The read method needs to repeatedly call read4 until it has read the desired n characters or the end of the file is reached. Here’s the approach to solve this:

1. Iterate until we read n characters:

• Call read4 and store the result in a temporary buffer.
• Copy the characters into the buf array until we have collected n characters.

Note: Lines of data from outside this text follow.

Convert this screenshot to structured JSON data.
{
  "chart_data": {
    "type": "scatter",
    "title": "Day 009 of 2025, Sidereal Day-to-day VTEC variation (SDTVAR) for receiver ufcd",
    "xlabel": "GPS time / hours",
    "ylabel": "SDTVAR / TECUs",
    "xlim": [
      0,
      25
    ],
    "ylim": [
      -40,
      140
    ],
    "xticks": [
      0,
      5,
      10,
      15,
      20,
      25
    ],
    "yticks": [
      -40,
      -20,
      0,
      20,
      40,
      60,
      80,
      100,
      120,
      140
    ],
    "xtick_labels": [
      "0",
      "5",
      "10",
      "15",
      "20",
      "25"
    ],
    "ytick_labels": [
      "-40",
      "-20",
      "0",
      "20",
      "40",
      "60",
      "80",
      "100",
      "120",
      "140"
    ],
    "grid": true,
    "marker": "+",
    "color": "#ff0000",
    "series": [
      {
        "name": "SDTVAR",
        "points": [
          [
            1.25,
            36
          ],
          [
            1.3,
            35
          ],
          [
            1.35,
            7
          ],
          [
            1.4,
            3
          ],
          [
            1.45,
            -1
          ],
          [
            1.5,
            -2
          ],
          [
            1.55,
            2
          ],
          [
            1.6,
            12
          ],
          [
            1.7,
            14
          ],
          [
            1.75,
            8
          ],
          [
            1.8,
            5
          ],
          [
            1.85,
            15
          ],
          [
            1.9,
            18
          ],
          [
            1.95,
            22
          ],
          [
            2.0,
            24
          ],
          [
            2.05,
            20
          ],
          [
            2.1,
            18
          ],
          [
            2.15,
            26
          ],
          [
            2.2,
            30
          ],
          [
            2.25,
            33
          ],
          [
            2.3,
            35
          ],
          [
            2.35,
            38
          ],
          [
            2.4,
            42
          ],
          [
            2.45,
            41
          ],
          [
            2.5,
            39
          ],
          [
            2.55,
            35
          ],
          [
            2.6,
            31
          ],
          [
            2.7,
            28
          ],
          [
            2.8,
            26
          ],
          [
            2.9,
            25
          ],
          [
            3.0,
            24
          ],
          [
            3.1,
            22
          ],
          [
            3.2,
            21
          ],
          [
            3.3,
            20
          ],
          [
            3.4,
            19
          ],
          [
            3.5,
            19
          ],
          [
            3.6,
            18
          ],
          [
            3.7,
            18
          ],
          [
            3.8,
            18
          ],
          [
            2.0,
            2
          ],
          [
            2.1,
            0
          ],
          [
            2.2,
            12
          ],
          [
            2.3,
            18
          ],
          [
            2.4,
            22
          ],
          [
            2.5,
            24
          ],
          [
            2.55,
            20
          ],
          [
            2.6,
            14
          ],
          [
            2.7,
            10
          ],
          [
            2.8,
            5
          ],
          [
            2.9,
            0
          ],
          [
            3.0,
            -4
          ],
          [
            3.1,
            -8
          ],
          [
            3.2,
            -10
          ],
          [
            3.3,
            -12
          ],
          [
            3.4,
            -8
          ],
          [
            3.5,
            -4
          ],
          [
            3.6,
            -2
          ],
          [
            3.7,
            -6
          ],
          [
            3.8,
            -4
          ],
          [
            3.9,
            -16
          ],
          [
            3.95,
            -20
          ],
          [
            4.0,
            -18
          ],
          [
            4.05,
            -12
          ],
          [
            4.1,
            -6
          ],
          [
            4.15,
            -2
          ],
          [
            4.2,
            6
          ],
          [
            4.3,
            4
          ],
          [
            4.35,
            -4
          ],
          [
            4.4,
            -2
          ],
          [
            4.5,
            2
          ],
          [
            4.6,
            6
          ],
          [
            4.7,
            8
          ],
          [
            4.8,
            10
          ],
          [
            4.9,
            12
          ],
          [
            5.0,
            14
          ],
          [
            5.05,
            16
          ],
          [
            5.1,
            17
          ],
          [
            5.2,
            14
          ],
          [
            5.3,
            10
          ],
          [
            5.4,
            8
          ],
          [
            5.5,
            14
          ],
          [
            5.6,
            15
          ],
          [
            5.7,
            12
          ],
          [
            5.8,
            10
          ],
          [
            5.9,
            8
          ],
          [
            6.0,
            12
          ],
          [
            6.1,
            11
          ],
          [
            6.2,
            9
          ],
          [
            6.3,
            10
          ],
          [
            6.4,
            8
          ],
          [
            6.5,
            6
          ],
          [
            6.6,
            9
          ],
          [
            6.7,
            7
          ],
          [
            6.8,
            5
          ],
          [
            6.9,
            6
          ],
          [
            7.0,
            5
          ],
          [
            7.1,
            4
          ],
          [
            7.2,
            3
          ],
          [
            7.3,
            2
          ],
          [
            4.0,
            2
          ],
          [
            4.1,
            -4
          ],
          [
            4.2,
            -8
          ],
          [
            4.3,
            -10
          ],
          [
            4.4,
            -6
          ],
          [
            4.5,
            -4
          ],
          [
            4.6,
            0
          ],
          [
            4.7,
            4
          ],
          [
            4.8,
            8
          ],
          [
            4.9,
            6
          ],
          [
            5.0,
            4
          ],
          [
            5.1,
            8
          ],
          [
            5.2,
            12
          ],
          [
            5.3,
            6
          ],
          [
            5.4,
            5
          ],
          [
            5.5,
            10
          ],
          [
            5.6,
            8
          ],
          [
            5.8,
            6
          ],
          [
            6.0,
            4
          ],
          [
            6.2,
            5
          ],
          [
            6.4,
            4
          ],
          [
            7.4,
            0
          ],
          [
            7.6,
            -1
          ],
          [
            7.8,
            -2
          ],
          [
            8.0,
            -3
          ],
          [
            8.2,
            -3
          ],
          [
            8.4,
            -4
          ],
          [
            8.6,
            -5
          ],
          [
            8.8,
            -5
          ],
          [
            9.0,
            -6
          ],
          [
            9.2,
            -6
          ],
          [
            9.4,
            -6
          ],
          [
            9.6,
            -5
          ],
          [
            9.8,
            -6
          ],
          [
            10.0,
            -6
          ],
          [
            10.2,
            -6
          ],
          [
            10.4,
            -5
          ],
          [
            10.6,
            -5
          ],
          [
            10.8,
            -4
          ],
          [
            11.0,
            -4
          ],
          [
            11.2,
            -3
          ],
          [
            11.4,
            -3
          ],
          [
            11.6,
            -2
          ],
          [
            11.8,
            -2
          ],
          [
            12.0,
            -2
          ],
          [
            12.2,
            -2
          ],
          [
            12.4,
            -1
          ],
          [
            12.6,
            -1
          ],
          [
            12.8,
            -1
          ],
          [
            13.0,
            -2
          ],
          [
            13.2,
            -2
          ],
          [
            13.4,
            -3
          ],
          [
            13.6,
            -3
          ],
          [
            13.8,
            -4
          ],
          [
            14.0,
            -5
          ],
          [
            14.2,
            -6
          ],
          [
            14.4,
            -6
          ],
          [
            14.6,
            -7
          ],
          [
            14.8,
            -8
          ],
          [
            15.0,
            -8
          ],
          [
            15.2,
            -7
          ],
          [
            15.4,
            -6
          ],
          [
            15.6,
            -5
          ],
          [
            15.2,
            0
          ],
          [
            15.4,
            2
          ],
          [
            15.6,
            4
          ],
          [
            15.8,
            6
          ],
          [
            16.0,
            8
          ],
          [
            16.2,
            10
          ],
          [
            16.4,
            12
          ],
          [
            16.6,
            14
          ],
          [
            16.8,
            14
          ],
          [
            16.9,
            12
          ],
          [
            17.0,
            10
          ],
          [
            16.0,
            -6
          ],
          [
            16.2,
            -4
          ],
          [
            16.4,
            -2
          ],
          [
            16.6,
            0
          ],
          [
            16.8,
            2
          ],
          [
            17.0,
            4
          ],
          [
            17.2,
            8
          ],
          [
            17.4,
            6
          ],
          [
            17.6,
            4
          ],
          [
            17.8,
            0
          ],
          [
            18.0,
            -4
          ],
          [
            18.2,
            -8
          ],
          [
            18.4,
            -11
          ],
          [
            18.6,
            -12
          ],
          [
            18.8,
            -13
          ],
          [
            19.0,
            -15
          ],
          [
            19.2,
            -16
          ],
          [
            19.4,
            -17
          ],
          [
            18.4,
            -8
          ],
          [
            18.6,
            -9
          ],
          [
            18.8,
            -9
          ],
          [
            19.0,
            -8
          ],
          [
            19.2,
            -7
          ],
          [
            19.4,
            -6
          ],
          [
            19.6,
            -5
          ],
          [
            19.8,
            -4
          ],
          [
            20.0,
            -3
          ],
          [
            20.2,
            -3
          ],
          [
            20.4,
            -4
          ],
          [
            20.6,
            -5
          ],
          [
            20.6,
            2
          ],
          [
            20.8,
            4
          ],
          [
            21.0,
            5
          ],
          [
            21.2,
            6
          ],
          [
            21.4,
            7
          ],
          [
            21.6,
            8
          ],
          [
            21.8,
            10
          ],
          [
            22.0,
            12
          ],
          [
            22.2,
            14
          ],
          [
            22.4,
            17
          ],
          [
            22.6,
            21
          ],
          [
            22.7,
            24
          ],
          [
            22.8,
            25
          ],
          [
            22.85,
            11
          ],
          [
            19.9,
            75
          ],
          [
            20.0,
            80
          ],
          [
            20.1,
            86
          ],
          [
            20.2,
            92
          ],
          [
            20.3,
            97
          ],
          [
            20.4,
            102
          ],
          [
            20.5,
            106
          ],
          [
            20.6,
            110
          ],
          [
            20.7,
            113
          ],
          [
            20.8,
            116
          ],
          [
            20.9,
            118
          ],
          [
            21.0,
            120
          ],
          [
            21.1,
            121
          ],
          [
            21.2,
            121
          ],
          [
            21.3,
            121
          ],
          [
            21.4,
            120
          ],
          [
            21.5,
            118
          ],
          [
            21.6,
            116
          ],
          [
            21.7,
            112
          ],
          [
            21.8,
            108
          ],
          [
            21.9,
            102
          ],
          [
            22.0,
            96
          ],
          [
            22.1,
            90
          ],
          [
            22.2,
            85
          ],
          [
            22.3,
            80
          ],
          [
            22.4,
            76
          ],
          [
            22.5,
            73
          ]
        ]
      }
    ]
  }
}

1. Handle the number of characters read:

• If fewer than 4 characters are returned by read4 (indicating the end of the file), we stop.
• Keep track of the total number of characters read and stop when n characters have been read.

Steps:

1. Initialize a pointer totalRead to 0 to track how many characters have been read.
2. Use a loop to call read4 until n characters are read or there are no more characters to read.
3. In each loop iteration, check how many characters read4 returns.
4. Add these characters to the result buffer and update the totalRead.

Go Implementation

go

// The read4 function is predefined for us to use.
// It reads up to 4 bytes from the file into the provided buffer and returns the number of bytes read.
func read4(buf []byte) int {
    // This is just a mock of the read4 function, in real usage it reads from file.
    // The implementation is not needed here, as it's predefined.
    return 0
}

// Read N characters from the file using read4.
func read(buf []byte, n int) int {
    totalRead := 0
    tempBuf := make([]byte, 4)  // Temporary buffer to hold 4 characters

    // Keep reading until we've read the required number of characters or reached the end
    for totalRead < n {
        // Call read4 to read up to 4 characters
        count := read4(tempBuf)
        if count == 0 { // End of file reached
            break
        }

        // Copy the characters from tempBuf into the output buffer
        for i := 0; i < count && totalRead < n; i++ {
            buf[totalRead] = tempBuf[i]
            totalRead++
        }
    }

    return totalRead
}

Explanation of the Code:

1. The read4 Function:

• This is a predefined function that simulates reading 4 characters at a time from the file. In a real-world scenario, it would read from an actual file or stream.

2. The read Function:

• totalRead: Tracks how many characters have been successfully read into the buffer.
• tempBuf: A temporary buffer that holds the characters read from the file (at most 4 characters).
• We repeatedly call read4 to read chunks of up to 4 characters.
• In each loop iteration, we copy the characters from tempBuf to buf until we've read n characters or reached the end of the file.
• If fewer than 4 characters are read, we check for the end of the file and stop reading.

3. Copying Characters:

• We copy characters from tempBuf to buf one by one until we've read n characters or we exhaust the characters returned by read4.

Time and Space Complexity

OperationComplexityreadO(n)read4O(1)

• Time Complexity:
• The read function calls read4 multiple times, but each call to read4 is O(1). The number of read4 calls is proportional to n (the number of characters to read). Thus, the time complexity is O(n).
• Space Complexity:
• We use a temporary buffer tempBuf of size 4, so the space complexity is O(1). The space for the buf array is given as input, so it does not contribute to the overall space complexity.

Example

Example 1:

go

buf := make([]byte, 5)
n := 5
result := read(buf, n)
fmt.Println(result) // Output: 5
fmt.Println(string(buf)) // Output: "Hello" (Assuming 'read4' returns "Hello" in 4-byte chunks)

Explanation:

• We want to read 5 characters.
• If read4 returns "Hell" in one call and "o" in another, we will store "Hell" in the buffer first, then "o" to make the total 5 characters.

Conclusion

LeetCode 157 tasks us with reading n characters using a helper function read4. By using a temporary buffer to store characters returned by read4, we can efficiently accumulate the required characters into the provided buffer. This solution handles edge cases, such as reading fewer than 4 characters at the end of the file, while ensuring that the time complexity remains O(n).